What is happening now in third world countries follows neither of these models.

We try to avoid the deaths of children. Thanks to what we now know about epidemiology, immunization, such physical factors as mosquito netting, and the importance of clean drinking water we have cut down considerably on these deaths. Famine relief tends to be targeted at children.

But the inevitable result is the development of a population structure very heavily weighted toward the young. In particular there is a tremendous age bulge among adolescents and young adults, sometimes with little or no education, and sometimes with an education that leads them to despise the very culture that has kept them alive.

We have also exported our technology, which often means that jobs are available only to those with the education needed to operate the machines that do the labor.

I don’t know what the answer is, but in many ways we seem to have painted ourselves into a corner globally.  Is there an answer?

Brigadoon (DVD)

My taste in movies tends to run to the fluffy.

My parents used to load us all in the old woody station wagon and take us out to the drive-in. Often as not the movie was a musical, and I still love the old MGM song and dance films.

Drive-ins have never been practical in Alaska. If it’s dark enough to see the screen, it’s too cold to sit in a parked car, and most of my movie watching nowadays is DVDs while pedaling away on my stationary bicycle. I still love the MGM musicals, though, from The Wizard of Oz on. Especially Gene Kelley.

I watched Brigadoon the other night, and marveled again at the musical numbers with Gene Kelley and Cyd Charisse. Oh, the sets are rather obviously painted, and the plot is pretty weak, but the dancing is wonderful. Still, I found myself wondering about a few things.

Not the willing suspension of disbelief that always is necessary to enjoy a fantasy. I’m a science fiction author, and that comes naturally. This was more the world building. Where were the children? Brigadoon was supposed to date to a time before the Revolutionary War. At that time, the death rate, especially among children, was high. One result was large families – more than two children per family, because some would not survive to have children of their own. As a result the age distribution should have been skewed toward the young, as it is today in developing countries — lots of children, numerous adolescents, a moderate number of adults, and a very few old people.
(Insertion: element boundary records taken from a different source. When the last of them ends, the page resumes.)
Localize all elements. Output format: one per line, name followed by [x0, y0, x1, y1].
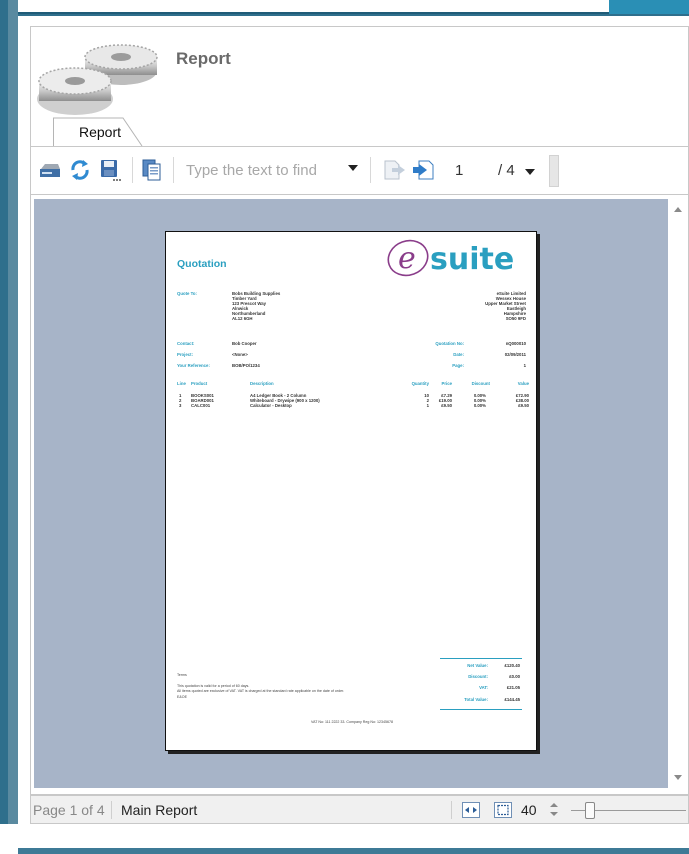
- find-text-input[interactable]: Type the text to find: [184, 157, 362, 185]
- zoom-spinner[interactable]: [549, 801, 559, 819]
- fit-width-icon[interactable]: [462, 802, 480, 818]
- save-icon: [101, 160, 121, 181]
- contact-label: Contact:: [177, 341, 195, 346]
- page-info: Page 1 of 4: [33, 802, 105, 818]
- column-header: Discount: [471, 381, 490, 386]
- discount-label: Discount:: [468, 674, 488, 679]
- toolbar-overflow-grip[interactable]: [549, 155, 559, 187]
- report-name: Main Report: [121, 802, 198, 818]
- fit-page-icon[interactable]: [494, 802, 512, 818]
- report-page: Quotation e suite Quote To: Bobs Buildin…: [165, 231, 537, 751]
- document-footer: VAT No: 111 2222 33. Company Reg No: 123…: [311, 720, 393, 724]
- zoom-down-arrow-icon[interactable]: [550, 812, 558, 816]
- total-label: Total Value:: [464, 697, 488, 702]
- status-separator: [111, 801, 112, 819]
- previous-result-button[interactable]: [382, 157, 406, 183]
- quote-to-label: Quote To:: [177, 291, 197, 296]
- net-value-label: Net Value:: [467, 663, 488, 668]
- current-page-field[interactable]: 1: [455, 162, 463, 179]
- title-strip: [0, 0, 610, 12]
- esuite-logo: e suite: [387, 239, 514, 277]
- gears-icon: [37, 44, 158, 115]
- zoom-up-arrow-icon[interactable]: [550, 803, 558, 807]
- column-header: Description: [250, 381, 274, 386]
- vat-value: £21.05: [506, 685, 520, 690]
- quote-to-line: AL12 6GH: [232, 316, 253, 321]
- toolbar-separator: [370, 157, 371, 183]
- project-value: <None>: [232, 352, 248, 357]
- terms-block: Terms This quotation is valid for a peri…: [177, 673, 417, 700]
- total-pages-label: / 4: [498, 162, 515, 179]
- column-header: Line: [177, 381, 186, 386]
- column-header: Value: [517, 381, 529, 386]
- copy-button[interactable]: [140, 157, 164, 183]
- vertical-scrollbar[interactable]: [670, 199, 686, 788]
- report-title: Report: [176, 49, 231, 68]
- column-header: Quantity: [411, 381, 429, 386]
- status-separator: [451, 801, 452, 819]
- refresh-button[interactable]: [68, 157, 92, 183]
- net-value: £120.40: [504, 663, 520, 668]
- print-button[interactable]: [38, 157, 62, 183]
- vat-label: VAT:: [479, 685, 488, 690]
- column-header: Product: [191, 381, 208, 386]
- scroll-up-arrow-icon[interactable]: [674, 207, 682, 212]
- window-frame-bottom: [0, 824, 689, 854]
- page-label: Page:: [452, 363, 464, 368]
- quote-no-label: Quotation No:: [435, 341, 464, 346]
- report-canvas: Quotation e suite Quote To: Bobs Buildin…: [34, 199, 668, 788]
- status-bar: Page 1 of 4 Main Report 40: [30, 795, 689, 824]
- table-row: 3 CALC001 Calculator - Desktop 1 £9.50 0…: [179, 403, 529, 408]
- copy-icon: [142, 159, 161, 181]
- supplier-line: SO50 9FD: [505, 316, 526, 321]
- reference-label: Your Reference:: [177, 363, 210, 368]
- terms-line: E&OE: [177, 694, 187, 699]
- window-frame-top: [0, 0, 689, 14]
- toolbar-separator: [173, 157, 174, 183]
- tab-report-label: Report: [79, 124, 122, 140]
- total-value: £144.45: [504, 697, 520, 702]
- date-value: 02/09/2011: [504, 352, 526, 357]
- toolbar-separator: [132, 157, 133, 183]
- save-button[interactable]: [98, 157, 122, 183]
- project-label: Project:: [177, 352, 193, 357]
- lines-header: Line Product Description Quantity Price …: [177, 381, 529, 387]
- svg-text:suite: suite: [430, 242, 514, 277]
- refresh-icon: [71, 160, 89, 180]
- svg-text:e: e: [398, 241, 416, 276]
- previous-result-icon: [384, 160, 405, 180]
- chevron-down-icon[interactable]: [525, 169, 535, 175]
- discount-value: £0.00: [509, 674, 520, 679]
- zoom-slider[interactable]: [571, 802, 686, 819]
- zoom-slider-thumb[interactable]: [585, 802, 595, 819]
- printer-icon: [40, 164, 60, 177]
- report-viewer: Quotation e suite Quote To: Bobs Buildin…: [30, 194, 689, 795]
- viewer-toolbar: Type the text to find 1 / 4: [30, 151, 689, 191]
- find-dropdown-arrow[interactable]: [348, 165, 358, 171]
- next-result-icon: [413, 160, 434, 180]
- report-window: Report Report Type the text to find 1 / …: [18, 16, 689, 824]
- column-header: Price: [441, 381, 452, 386]
- window-frame-left: [0, 0, 18, 854]
- scroll-down-arrow-icon[interactable]: [674, 775, 682, 780]
- document-title: Quotation: [177, 258, 227, 270]
- frame-accent: [609, 0, 689, 14]
- quote-no-value: nQ000010: [505, 341, 526, 346]
- page-value: 1: [523, 363, 526, 368]
- next-result-button[interactable]: [412, 157, 436, 183]
- contact-value: Bob Cooper: [232, 341, 257, 346]
- reference-value: BOB/PO/1234: [232, 363, 260, 368]
- date-label: Date:: [453, 352, 464, 357]
- zoom-level: 40: [521, 802, 537, 818]
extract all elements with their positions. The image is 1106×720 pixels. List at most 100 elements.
Oh, there were a handful of children shown. But for the village to survive, there should have been at least three children – probably more – for each adult woman.

That’s not true today. Most children born today survive to have children of their own – we consider it a real tragedy when they do not. But that wasn’t true in pre-Revolutionary times.

I’ve done a certain amount of genealogy on my own background, and I have ancestors who gave three children the same name, because the first two died. And women died in childbirth all too often – again hinted at by the fact that many of my male ancestors were widowed when the wife died in childbirth, and then remarried.

No, the society shown in Brigadoon is unlikely, to say the least. But that doesn’t make the singing and dancing any less enjoyable.